還不等我揣度出這裏麵的真實情況。
慕景炎依然扛著我進了矮房,看到牆壁上被鎖鏈捆綁著,一身鮮血淋漓的慕桁跟容迦。
我神經奔潰地瞪圓雙目,拚命地踢打慕景炎,哪怕自己痛得眼淚冒了話。
“啊……啊……啊……”我被下了禁言藥,說不了話,隻能痛苦地啊啊作響。
慕景炎他究竟對慕桁和容迦做了什麼,他們身上居然沒有一塊好肉。
衣衫襤褸的空隙裏都能看到裏麵被燙傷的口子。
空氣裏似乎還有鹽巴的鹹味。
這混蛋不會傷口上撒鹽吧。
“啊……啊……”
我掙紮地要從慕景炎身上下來。
雙手和雙腳都因為踢打到‘鐵板’,血糊糊的。
“啊——”
粹不及防的被慕景炎給狠狠地扔了下來。
我的身體甩到水泥地上,抓心的疼,我忍了半天還是叫了出來。
痛到失去知覺的慕桁聽到我的叫聲,敏銳地睜開眼睛。
“朵雅?!”慕桁一看到滿手心都是血漬的我,雙目充血地瞪向慕景炎,“慕景炎有什麼恩怨衝著我來,對個女人下手算什麼本事!”
慕桁身體軟泥似的撲到地上,我一看心頭一跳。
他如無骨一樣朝著我滑過來,難道他……
也失去靈力了?
看那樣子,還不隻是失去靈力,筋脈似乎也受了阻。
“我就是對你下手怎麼了?跟你一樣,心裏想到要死,還擺出這副清心寡欲的姿態給誰看,慕桁,別以為我不清楚你,骨子裏壞的別任何人都惡!我哥是一樁事,家主的位置也是一樁事,以我的能力在慕家也是數一數二的,醫術不比你差,可你仗著是主家的兒子就實行接班製!沒你爸,你什麼都不是!”
我以為慕景炎恨慕桁,是因為慕祺英。
現在聽來,我的以為天真而又可笑,原來他們內裏還有這麼一樁事情。
“原來你是衝著家主的位置!咳咳咳……”
慕桁忽然咳得厲害,我心疼地從地上爬了起來,就要往他那頭靠攏。
可我還沒靠過去,又被那混蛋慕景炎提溜了回去。
我如驚弓之鳥一樣,扒著他袖子扯。
“啊……”
放我下來!
慕桁就跟感應到我心裏話似得,淡漠地瞪著慕景炎。
“放他下來,你要是衝著家主位置,我給你就是。

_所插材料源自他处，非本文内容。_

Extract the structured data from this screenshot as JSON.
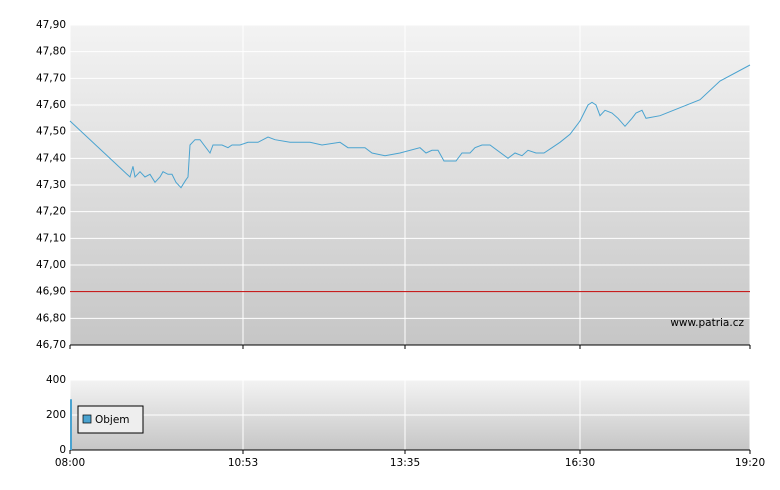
{
  "chart_data": [
    {
      "type": "line",
      "x": [
        480,
        540,
        543,
        545,
        550,
        555,
        560,
        565,
        570,
        573,
        578,
        582,
        586,
        591,
        596,
        598,
        600,
        605,
        610,
        620,
        623,
        632,
        638,
        642,
        650,
        658,
        668,
        678,
        685,
        700,
        720,
        732,
        750,
        758,
        775,
        782,
        795,
        810,
        830,
        836,
        842,
        848,
        854,
        866,
        872,
        880,
        885,
        892,
        900,
        918,
        925,
        932,
        938,
        946,
        954,
        962,
        970,
        980,
        990,
        998,
        1002,
        1006,
        1010,
        1015,
        1022,
        1028,
        1035,
        1042,
        1046,
        1052,
        1056,
        1070,
        1110,
        1130,
        1160
      ],
      "series": [
        {
          "color": "#4aa3d0",
          "values": [
            47.54,
            47.33,
            47.37,
            47.33,
            47.35,
            47.33,
            47.34,
            47.31,
            47.33,
            47.35,
            47.34,
            47.34,
            47.31,
            47.29,
            47.32,
            47.33,
            47.45,
            47.47,
            47.47,
            47.42,
            47.45,
            47.45,
            47.44,
            47.45,
            47.45,
            47.46,
            47.46,
            47.48,
            47.47,
            47.46,
            47.46,
            47.45,
            47.46,
            47.44,
            47.44,
            47.42,
            47.41,
            47.42,
            47.44,
            47.42,
            47.43,
            47.43,
            47.39,
            47.39,
            47.42,
            47.42,
            47.44,
            47.45,
            47.45,
            47.4,
            47.42,
            47.41,
            47.43,
            47.42,
            47.42,
            47.44,
            47.46,
            47.49,
            47.54,
            47.6,
            47.61,
            47.6,
            47.56,
            47.58,
            47.57,
            47.55,
            47.52,
            47.55,
            47.57,
            47.58,
            47.55,
            47.56,
            47.62,
            47.69,
            47.75
          ]
        }
      ],
      "reference_line": {
        "value": 46.9,
        "color": "#c00000"
      },
      "xlim": [
        480,
        1160
      ],
      "ylim": [
        46.7,
        47.9
      ],
      "yticks": [
        {
          "value": 46.7,
          "label": "46,70"
        },
        {
          "value": 46.8,
          "label": "46,80"
        },
        {
          "value": 46.9,
          "label": "46,90"
        },
        {
          "value": 47.0,
          "label": "47,00"
        },
        {
          "value": 47.1,
          "label": "47,10"
        },
        {
          "value": 47.2,
          "label": "47,20"
        },
        {
          "value": 47.3,
          "label": "47,30"
        },
        {
          "value": 47.4,
          "label": "47,40"
        },
        {
          "value": 47.5,
          "label": "47,50"
        },
        {
          "value": 47.6,
          "label": "47,60"
        },
        {
          "value": 47.7,
          "label": "47,70"
        },
        {
          "value": 47.8,
          "label": "47,80"
        },
        {
          "value": 47.9,
          "label": "47,90"
        }
      ],
      "grid": true,
      "watermark": "www.patria.cz"
    },
    {
      "type": "bar",
      "x": [
        480
      ],
      "series": [
        {
          "name": "Objem",
          "color": "#4aa3d0",
          "values": [
            290
          ]
        }
      ],
      "xlim": [
        480,
        1160
      ],
      "ylim": [
        0,
        400
      ],
      "yticks": [
        0,
        200,
        400
      ],
      "xticks": [
        {
          "value": 480,
          "label": "08:00"
        },
        {
          "value": 653,
          "label": "10:53"
        },
        {
          "value": 815,
          "label": "13:35"
        },
        {
          "value": 990,
          "label": "16:30"
        },
        {
          "value": 1160,
          "label": "19:20"
        }
      ],
      "grid": true,
      "legend": "upper-left"
    }
  ]
}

”
談到家主位置,慕桁倒是冷淡的很,就跟甩個燙手的山芋一樣簡單。
連我都要懷疑,他對家主位置的積極性,何況是慕景炎。
“你現在不要了,施舍給我?呸!垃圾,我現在要你痛苦到死!”
慕景炎說著扒拉著我的衣服,在慕桁眼底冒起憤怒的火花時,他跟個變態似得撲到我身上。
他竟然真的想當著慕桁的麵對我實施不軌行為。
“啊……啊……”
我抓了狂的反抗他,怒火高漲。
慕桁被嚇到了,他身邊悠悠醒來的容迦也拖著受傷的身體爬向我。
“慕景炎,你是人,不是畜生!你是慕家人,你的教養與道德心被狗吃了啊!”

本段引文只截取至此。